The take-home for schools is that we could be teaching kids to enhance their cognitive control. In some sense, this ability comes down to how well you pay attention -- and attention is a mental skill that can be increased and cultivated. So if this is a skill that can be taught and further enhanced by the right lessons, why not give every child these advantages?
Edutopia: How do you respond to the criticisms of grit, which suggest that grit is part and parcel of a cultural advantage, and that it ignores the larger cultural complexities that disadvantaged kids face?
First, what do we mean by "success"? Tough seems to take school performance as the measure of success, but that seems to me too narrow a view for understanding a life trajectory. It's true that school success -- and the correlates of such, particularly IQ -- are excellent predictors of the type of job someone can hold.
But IQ does not predict who will be a star performer, nor emerge as a leader. Competence models, done by organizational human resources to identify what factors make someone a standout performer, ignore IQ and school performance -- they are irrelevant by the time you are competing with others on the job, where emotional intelligence skills like self-awareness, self-management, empathy, teamwork, and the like identify the best workers.
Second, Tough exaggerates the role of grit alone in success, failing to recognize this is but one aspect of a more fundamental ability: cognitive control.
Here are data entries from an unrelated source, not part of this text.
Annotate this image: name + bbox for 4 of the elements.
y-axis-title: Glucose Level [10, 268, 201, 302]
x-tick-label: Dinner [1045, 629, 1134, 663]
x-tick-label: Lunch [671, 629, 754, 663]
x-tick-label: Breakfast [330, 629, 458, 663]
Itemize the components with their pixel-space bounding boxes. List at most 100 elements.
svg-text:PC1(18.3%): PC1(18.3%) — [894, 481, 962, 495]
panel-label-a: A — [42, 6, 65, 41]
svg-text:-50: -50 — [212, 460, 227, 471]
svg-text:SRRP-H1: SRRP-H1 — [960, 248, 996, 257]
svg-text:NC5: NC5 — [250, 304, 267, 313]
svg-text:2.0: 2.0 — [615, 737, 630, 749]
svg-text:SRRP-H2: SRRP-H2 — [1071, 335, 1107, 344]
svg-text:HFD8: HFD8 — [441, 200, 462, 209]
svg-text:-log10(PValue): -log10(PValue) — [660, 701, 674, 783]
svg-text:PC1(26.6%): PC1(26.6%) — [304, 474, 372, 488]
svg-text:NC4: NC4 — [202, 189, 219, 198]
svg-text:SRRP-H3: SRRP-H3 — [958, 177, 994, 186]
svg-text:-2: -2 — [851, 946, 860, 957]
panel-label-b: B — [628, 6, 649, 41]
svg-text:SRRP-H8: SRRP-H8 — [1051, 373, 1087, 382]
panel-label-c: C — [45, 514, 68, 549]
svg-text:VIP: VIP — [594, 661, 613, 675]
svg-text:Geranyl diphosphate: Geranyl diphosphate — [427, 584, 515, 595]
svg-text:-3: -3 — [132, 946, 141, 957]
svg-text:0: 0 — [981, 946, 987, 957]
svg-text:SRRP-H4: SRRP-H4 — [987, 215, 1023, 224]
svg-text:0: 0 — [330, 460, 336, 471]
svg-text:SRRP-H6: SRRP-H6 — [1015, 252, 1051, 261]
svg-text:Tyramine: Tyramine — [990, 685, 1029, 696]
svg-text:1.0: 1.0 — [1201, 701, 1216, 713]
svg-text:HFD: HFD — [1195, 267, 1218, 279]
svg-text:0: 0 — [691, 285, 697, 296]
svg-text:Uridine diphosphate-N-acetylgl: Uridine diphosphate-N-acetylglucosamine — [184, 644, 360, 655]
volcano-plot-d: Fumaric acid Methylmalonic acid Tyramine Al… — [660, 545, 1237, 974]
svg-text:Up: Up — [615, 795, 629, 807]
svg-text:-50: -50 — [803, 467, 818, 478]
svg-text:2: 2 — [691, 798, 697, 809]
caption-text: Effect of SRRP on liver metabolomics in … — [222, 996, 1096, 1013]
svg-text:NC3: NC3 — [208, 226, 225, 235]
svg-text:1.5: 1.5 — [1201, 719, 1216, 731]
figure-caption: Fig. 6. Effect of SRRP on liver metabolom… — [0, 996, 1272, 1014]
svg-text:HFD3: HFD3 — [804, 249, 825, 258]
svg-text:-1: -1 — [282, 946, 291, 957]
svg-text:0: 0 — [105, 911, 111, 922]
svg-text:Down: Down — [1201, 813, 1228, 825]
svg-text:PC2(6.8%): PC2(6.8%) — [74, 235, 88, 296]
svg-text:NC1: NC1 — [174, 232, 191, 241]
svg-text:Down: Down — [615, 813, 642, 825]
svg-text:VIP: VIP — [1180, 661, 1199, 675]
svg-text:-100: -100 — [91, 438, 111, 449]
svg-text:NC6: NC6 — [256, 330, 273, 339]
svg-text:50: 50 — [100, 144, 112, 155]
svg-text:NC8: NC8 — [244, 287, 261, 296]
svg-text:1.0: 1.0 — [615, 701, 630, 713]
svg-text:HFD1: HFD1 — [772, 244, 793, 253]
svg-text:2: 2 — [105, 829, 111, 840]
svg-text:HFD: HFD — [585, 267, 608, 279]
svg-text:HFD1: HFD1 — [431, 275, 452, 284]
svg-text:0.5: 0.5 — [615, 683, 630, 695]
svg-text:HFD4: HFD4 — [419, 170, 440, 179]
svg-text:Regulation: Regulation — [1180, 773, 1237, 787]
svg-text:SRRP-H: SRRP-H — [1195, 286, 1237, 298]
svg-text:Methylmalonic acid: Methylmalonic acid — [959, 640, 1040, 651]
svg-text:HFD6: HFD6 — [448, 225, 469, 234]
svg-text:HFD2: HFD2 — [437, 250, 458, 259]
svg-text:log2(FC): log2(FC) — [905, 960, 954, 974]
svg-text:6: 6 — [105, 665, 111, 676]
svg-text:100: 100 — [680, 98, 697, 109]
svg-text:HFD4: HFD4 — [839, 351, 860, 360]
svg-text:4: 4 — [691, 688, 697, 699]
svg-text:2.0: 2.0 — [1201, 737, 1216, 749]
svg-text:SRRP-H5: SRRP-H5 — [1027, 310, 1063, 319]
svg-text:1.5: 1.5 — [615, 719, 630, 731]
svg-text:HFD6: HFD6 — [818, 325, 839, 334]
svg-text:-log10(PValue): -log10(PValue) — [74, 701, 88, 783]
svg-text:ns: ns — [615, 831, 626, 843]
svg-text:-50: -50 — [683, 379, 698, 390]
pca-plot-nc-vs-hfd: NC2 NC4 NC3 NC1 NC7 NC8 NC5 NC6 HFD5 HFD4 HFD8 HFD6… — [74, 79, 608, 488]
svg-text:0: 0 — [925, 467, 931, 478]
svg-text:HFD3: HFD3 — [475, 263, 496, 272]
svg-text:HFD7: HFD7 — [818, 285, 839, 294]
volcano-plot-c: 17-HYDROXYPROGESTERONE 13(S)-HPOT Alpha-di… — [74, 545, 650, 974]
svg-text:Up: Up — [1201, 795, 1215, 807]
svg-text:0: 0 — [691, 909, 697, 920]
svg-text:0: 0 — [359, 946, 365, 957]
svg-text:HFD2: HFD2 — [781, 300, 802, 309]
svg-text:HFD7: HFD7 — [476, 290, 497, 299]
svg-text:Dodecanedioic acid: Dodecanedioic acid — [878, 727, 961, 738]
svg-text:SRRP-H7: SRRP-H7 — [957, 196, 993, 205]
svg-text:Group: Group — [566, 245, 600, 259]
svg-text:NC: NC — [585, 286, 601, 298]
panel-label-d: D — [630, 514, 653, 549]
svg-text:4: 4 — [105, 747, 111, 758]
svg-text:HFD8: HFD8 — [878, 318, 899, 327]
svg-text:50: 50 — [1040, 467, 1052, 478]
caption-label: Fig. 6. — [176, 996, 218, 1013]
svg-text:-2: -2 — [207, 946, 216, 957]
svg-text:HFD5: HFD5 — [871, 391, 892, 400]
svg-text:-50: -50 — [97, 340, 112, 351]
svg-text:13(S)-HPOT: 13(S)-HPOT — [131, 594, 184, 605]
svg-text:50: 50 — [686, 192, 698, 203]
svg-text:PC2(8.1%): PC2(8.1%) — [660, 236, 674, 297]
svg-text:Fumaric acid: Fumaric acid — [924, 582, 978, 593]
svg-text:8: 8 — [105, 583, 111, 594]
Furthermore, he doesn't acknowledge the relatively thin empirical basis for grit as compared to the decades-long, robust findings on cognitive control (also known as impulse control or delay of gratification, among other concepts). The famous marshmallow test for cognitive control heavily documents its importance in life success -- a 30-year longitudinal study of children's cognitive control found that it predicted adult health and financial success better than IQ.
My point is that there is no magic bullet. That’s why Peter Senge and I are integrating SEL with systems thinking, in addition to the standard academics to give children the best toolkit for life.
Edutopia: Does formal SEL training in schools have any effect on children's behavior at home? If so, how does this manifest?
Absolutely. And the best SEL programs all have a component for parents.
We know there's a natural flow between the classroom and the home. For instance, children learning self-management will often bring this SEL lesson home to the family and say to a family member, "I see you're starting to get upset. Why don't you take some breaths?" Such reports from home are common because the divide between school and home is somewhat of a fiction. A child lives in her whole world, not in segmented areas. And what she learns in one place, she brings to the other naturally whenever and wherever it applies.
One of the best practices in SEL is to involve parents as much as possible. That way, what children learn in school gets reinforced and supported by the people who matter to them the most: their families.